Here are the links to the review sites:

The Meyer Effect

The other day I saw an interview with 50 Shades of Grey author E. L. James where she said that she was inspired to write her book by the success of Twilight author Stephenie Meyer.  As I understand it, the book actually had its beginning on a Twilight fan site.

I had to laugh.  Not at James, who is clearly parlaying this inspiration into incredible success; no, I was laughing ruefully at the latest and (probably) most famous example of what I call the Meyer Effect.

Visit any group of writers, and I can almost guarantee that you’ll meet at least one who will admit that Stephenie Meyer and the phenomenon that was the Twilight series gave her the impetus to write her own book. I myself am a member and admin of a writing support group that was once, in our early years, called the TwiWriters; we all met on the huge Twilight fan site Twilight Moms.  While many of us have drifted away from that fan site, a small strong core of us are still writing.

What is the Meyer effect and how does it work?  It is the situation wherein someone (almost always a woman) has read the interviews with the Twilight author wherein she describes how she came to write the books.  Meyer talks about a vivid dream and having to fit in writing down the dream between swim lessons and other mom activities.  That dream became a pivotal and well-known scene in the first book.

I believe that the way Meyer entered into authorhood–the juxtaposition of a story that would become a world-wide hysteria with the very ordinary elements of suburban mom–somehow made the idea of writing more accessible to millions of people.  The most commonly heard words are, “I decided if Stephenie Meyer could do it, so could I.”

We all of us hung on her stories of typing late into the night and at poolside during swim lessons. . .dropping the huge manuscript into a mailbox (that to this day gives her butterflies when she sees it!). . .getting miraculously discovered in the dreaded slush pile by an editorial assistant (who has since become a literary agent).  Again, it echoes in our minds:  If it happened this way for Stephenie Meyer, it could happen for me.

Had Twilight happened ten years ago, or ten years from now, I don’t think the Meyer effect would be as widespread.

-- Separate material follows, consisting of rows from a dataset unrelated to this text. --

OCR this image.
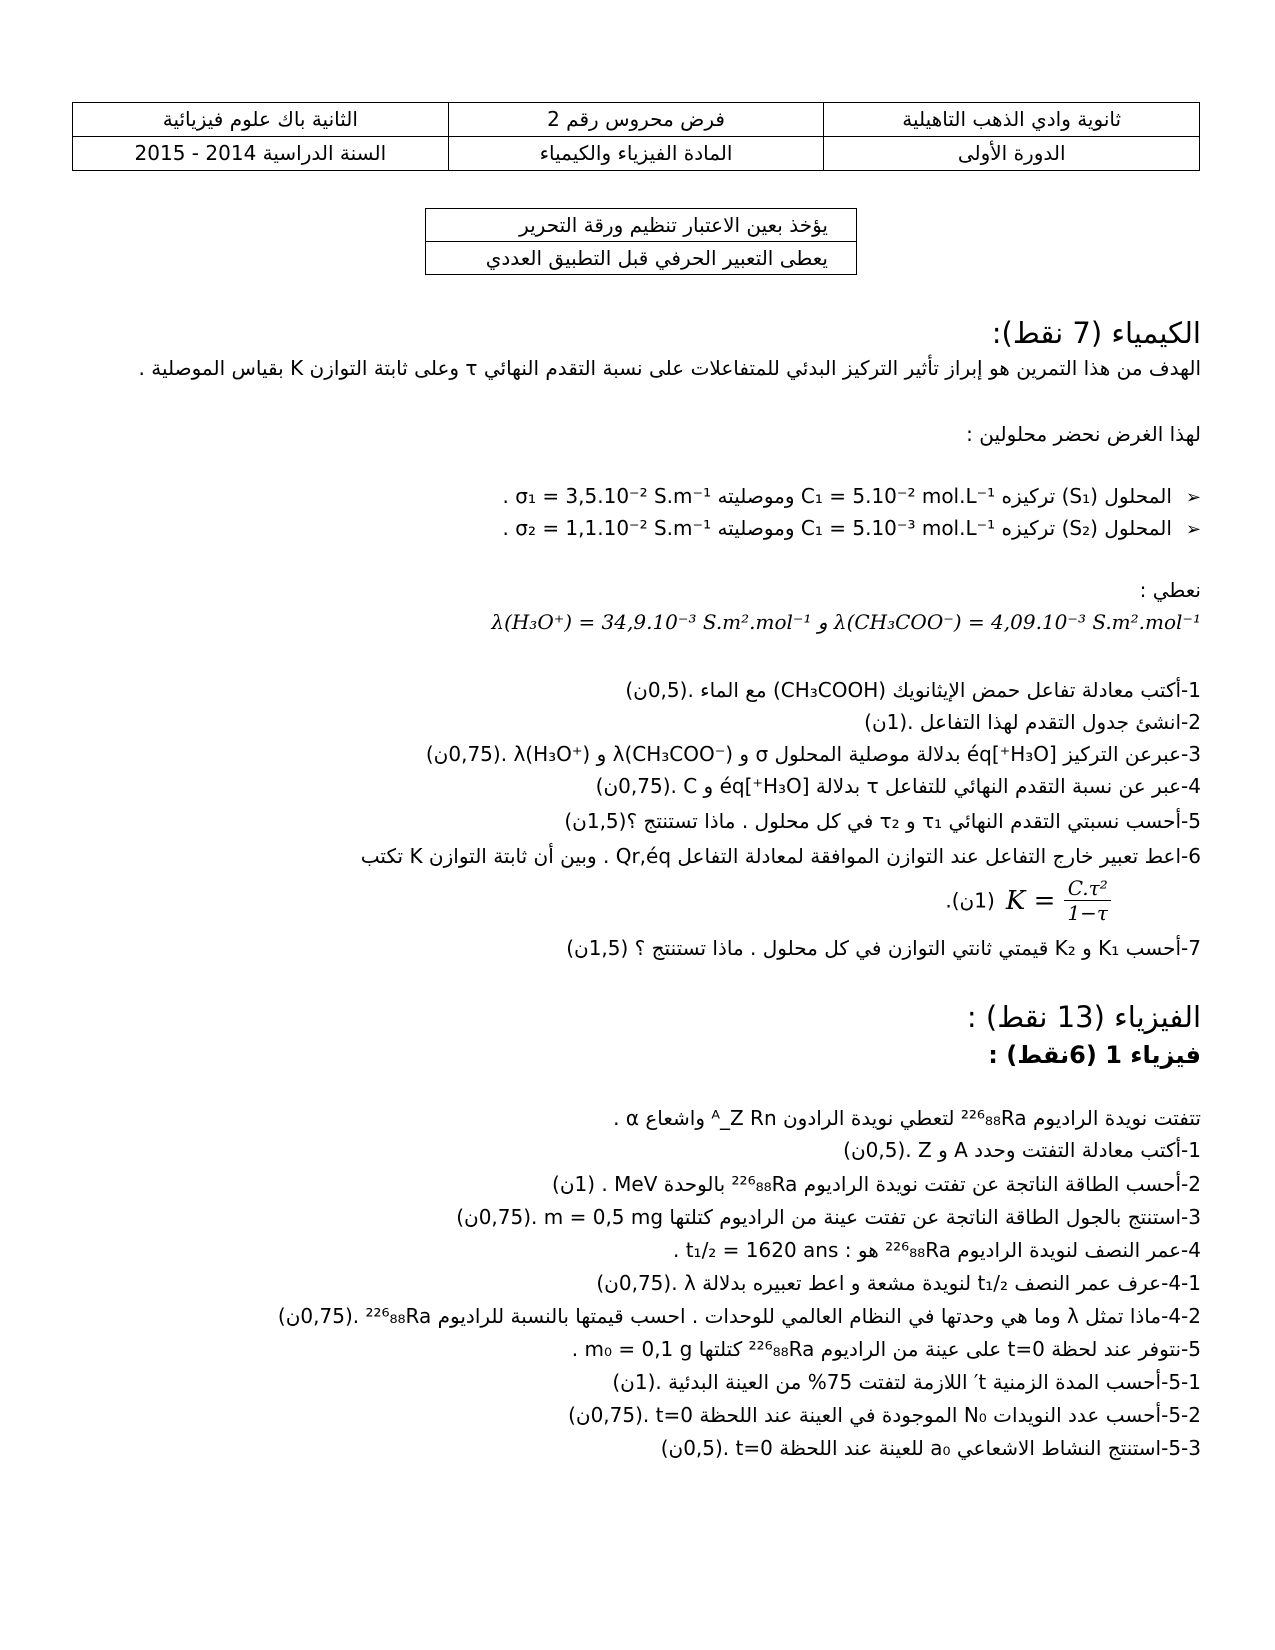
ثانوية وادي الذهب التاهيلية	فرض محروس رقم 2	الثانية باك علوم فيزيائية
الدورة الأولى	المادة الفيزياء والكيمياء	السنة الدراسية 2014 - 2015
يؤخذ بعين الاعتبار تنظيم ورقة التحرير
يعطى التعبير الحرفي قبل التطبيق العددي
الكيمياء (7 نقط):
الهدف من هذا التمرين هو إبراز تأثير التركيز البدئي للمتفاعلات على نسبة التقدم النهائي τ وعلى ثابتة التوازن K بقياس الموصلية .
لهذا الغرض نحضر محلولين :
➢المحلول (S₁) تركيزه C₁ = 5.10⁻² mol.L⁻¹ وموصليته σ₁ = 3,5.10⁻² S.m⁻¹ .
➢المحلول (S₂) تركيزه C₁ = 5.10⁻³ mol.L⁻¹ وموصليته σ₂ = 1,1.10⁻² S.m⁻¹ .
نعطي :
λ(H₃O⁺) = 34,9.10⁻³ S.m².mol⁻¹ و λ(CH₃COO⁻) = 4,09.10⁻³ S.m².mol⁻¹
1-أكتب معادلة تفاعل حمض الإيثانويك (CH₃COOH) مع الماء .(0,5ن)
2-انشئ جدول التقدم لهذا التفاعل .(1ن)
3-عبرعن التركيز [H₃O⁺]éq بدلالة موصلية المحلول σ و λ(CH₃COO⁻) و λ(H₃O⁺) .(0,75ن)
4-عبر عن نسبة التقدم النهائي للتفاعل τ بدلالة [H₃O⁺]éq و C .(0,75ن)
5-أحسب نسبتي التقدم النهائي τ₁ و τ₂ في كل محلول . ماذا تستنتج ؟(1,5ن)
6-اعط تعبير خارج التفاعل عند التوازن الموافقة لمعادلة التفاعل Qr,éq . وبين أن ثابتة التوازن K تكتب
(1ن). $K = \frac{\text{C.τ²}}{1-\tau}$
7-أحسب K₁ و K₂ قيمتي ثانتي التوازن في كل محلول . ماذا تستنتج ؟ (1,5ن)
الفيزياء (13 نقط) :
فيزياء 1 (6نقط) :
تتفتت نويدة الراديوم ²²⁶₈₈Ra لتعطي نويدة الرادون ᴬ_Z Rn واشعاع α .
1-أكتب معادلة التفتت وحدد A و Z .(0,5ن)
2-أحسب الطاقة الناتجة عن تفتت نويدة الراديوم ²²⁶₈₈Ra بالوحدة MeV . (1ن)
3-استنتج بالجول الطاقة الناتجة عن تفتت عينة من الراديوم كتلتها m = 0,5 mg .(0,75ن)
4-عمر النصف لنويدة الراديوم ²²⁶₈₈Ra هو : t₁/₂ = 1620 ans .
4-1-عرف عمر النصف t₁/₂ لنويدة مشعة و اعط تعبيره بدلالة λ .(0,75ن)
4-2-ماذا تمثل λ وما هي وحدتها في النظام العالمي للوحدات . احسب قيمتها بالنسبة للراديوم ²²⁶₈₈Ra .(0,75ن)
5-نتوفر عند لحظة t=0 على عينة من الراديوم ²²⁶₈₈Ra كتلتها m₀ = 0,1 g .
5-1-أحسب المدة الزمنية t′ اللازمة لتفتت 75% من العينة البدئية .(1ن)
5-2-أحسب عدد النويدات N₀ الموجودة في العينة عند اللحظة t=0 .(0,75ن)
5-3-استنتج النشاط الاشعاعي a₀ للعينة عند اللحظة t=0 .(0,5ن)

The combination of her story with the rise of independent publication has come together to create a perfect literary storm. For instance, JK Rowling’s stories of writing the Harry Potter books on a train didn’t launch a motherlode of new writers. I never heard anyone say, “If JK Rowling can do it, so can I.”

The ramifications of the Meyer Effect will be felt for a long time, as many of the authors whom she inspired are just now hitting the bookshelves.  Will it ultimately be a negative or a positive result?  Stay tuned.

Managing Media

All writers, indie or not, have to harness the power of social media these days. It’s a necessary tool for promotion of your book and your brand.

At the same time, this kind of PR work can consume your life.  Ask any author who has at least one book out and is working on another about the struggle to balance promotion and writing.  It’s not easy.

So the wonderful powers that be on the internet have come up with programs that allow us to manage social media, to schedule tweets and to track what elements are working for us. I can sit down on a Sunday night and schedule tweets for an entire week (I usually don’t; a day ahead is the best I’ve been able to do!).  I can write posts for my site here and have them appear exactly when I want them.

Of course, there are some people who believe that this kind of scheduling is wrong.  One author recently claimed that the true impact of social media lies in its immediacy, that by ‘manipulating’ it in this way, we are somehow cheating.

I disagree.  I am a writer, yes.  However, I am also a wife, a mom who homeschools, a caretaker of 20 month old. . .even with an iPhone, I can hardly be tied to the internet twelve hours a day. At the same time, in the current climate, being absent from social media even for a day can drastically impact standing and sales.

Scheduling social media makes my life possible. I try to keep even my scheduled tweets and posts fresh and timely.

I don’t call that manipulating; I call it managing.